Thermal degradation mechanisms of silicone elastomer

Polydimethylsiloxane (PDMS) is the most extensively used polymer among silicones. It finds application in an unlimited number of fields, including use in high temperature environments. PDMS meets these demanding requirements, due to its excellent thermal stability. The thermal degradation of linear PDMS occurs by a molecular mechanism or a radical mechanism depending on the temperature and the heating rate.[1,2] Nevertheless, the thermal degradation of cross-linked PDMS networks has not been thoroughly investigated yet.

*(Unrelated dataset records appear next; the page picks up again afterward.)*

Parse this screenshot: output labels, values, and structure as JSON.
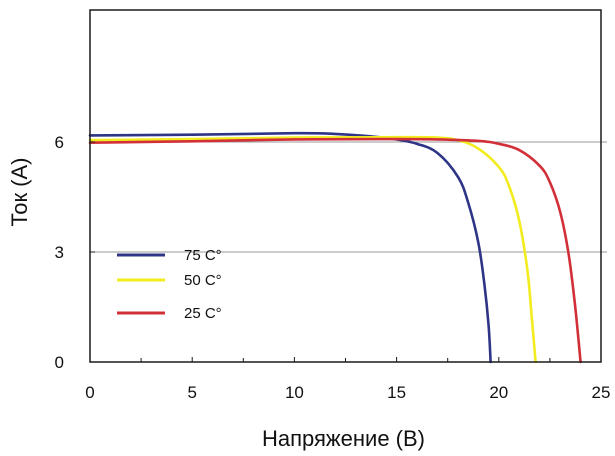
{
  "chart_data": {
    "type": "line",
    "title": "",
    "xlabel": "Напряжение (В)",
    "ylabel": "Ток (А)",
    "xlim": [
      0,
      25
    ],
    "ylim": [
      0,
      9.6
    ],
    "x_ticks": [
      0,
      5,
      10,
      15,
      20,
      25
    ],
    "x_tick_labels": [
      "0",
      "5",
      "10",
      "15",
      "20",
      "25"
    ],
    "y_ticks": [
      0,
      3,
      6
    ],
    "y_tick_labels": [
      "0",
      "3",
      "6"
    ],
    "grid": "horizontal lines at 3 and 6",
    "legend_position": "bottom-left",
    "series": [
      {
        "name": "75 C°",
        "color": "#2e3586",
        "x": [
          0,
          5,
          10,
          12,
          14,
          15,
          16,
          17,
          18,
          18.5,
          19.0,
          19.3,
          19.5,
          19.6
        ],
        "y": [
          6.18,
          6.2,
          6.24,
          6.22,
          6.14,
          6.07,
          5.95,
          5.7,
          5.05,
          4.35,
          3.25,
          2.1,
          1.0,
          0
        ]
      },
      {
        "name": "50 C°",
        "color": "#f2ec1e",
        "x": [
          0,
          5,
          10,
          15,
          17,
          18,
          19,
          20,
          20.5,
          21.0,
          21.4,
          21.6,
          21.8
        ],
        "y": [
          6.05,
          6.08,
          6.12,
          6.13,
          6.12,
          6.05,
          5.82,
          5.32,
          4.8,
          3.85,
          2.5,
          1.3,
          0
        ]
      },
      {
        "name": "25 C°",
        "color": "#d23038",
        "x": [
          0,
          5,
          10,
          15,
          17,
          19,
          20,
          21,
          22,
          22.5,
          23.0,
          23.4,
          23.7,
          23.9,
          24.0
        ],
        "y": [
          5.98,
          6.02,
          6.07,
          6.08,
          6.07,
          6.03,
          5.95,
          5.78,
          5.35,
          4.9,
          4.1,
          3.0,
          1.7,
          0.6,
          0
        ]
      }
    ]
  }
}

In this work, the thermal degradation mechanisms and thermal degradation products of silicone elastomers are studied. Thermogravimetric analysis (TGA) performed in inert atmosphere was carried out on PDMS networks synthesized with different stoichiometric ratios (r). Extraction of the samples was exploited to remove unreacted chains, with the aim of determining to which extent the degradation is influenced by the sol fraction and the amount of dangling chains present in the network (Figure 1).

Furthermore, long-term isothermal TGA measurements were performed to recover the degradation products of the thermally treated elastomers. Soluble degradation products were analysed by size exclusion chromatography (SEC), while TGA coupled with FTIR was used to detect the released volatile degradation products.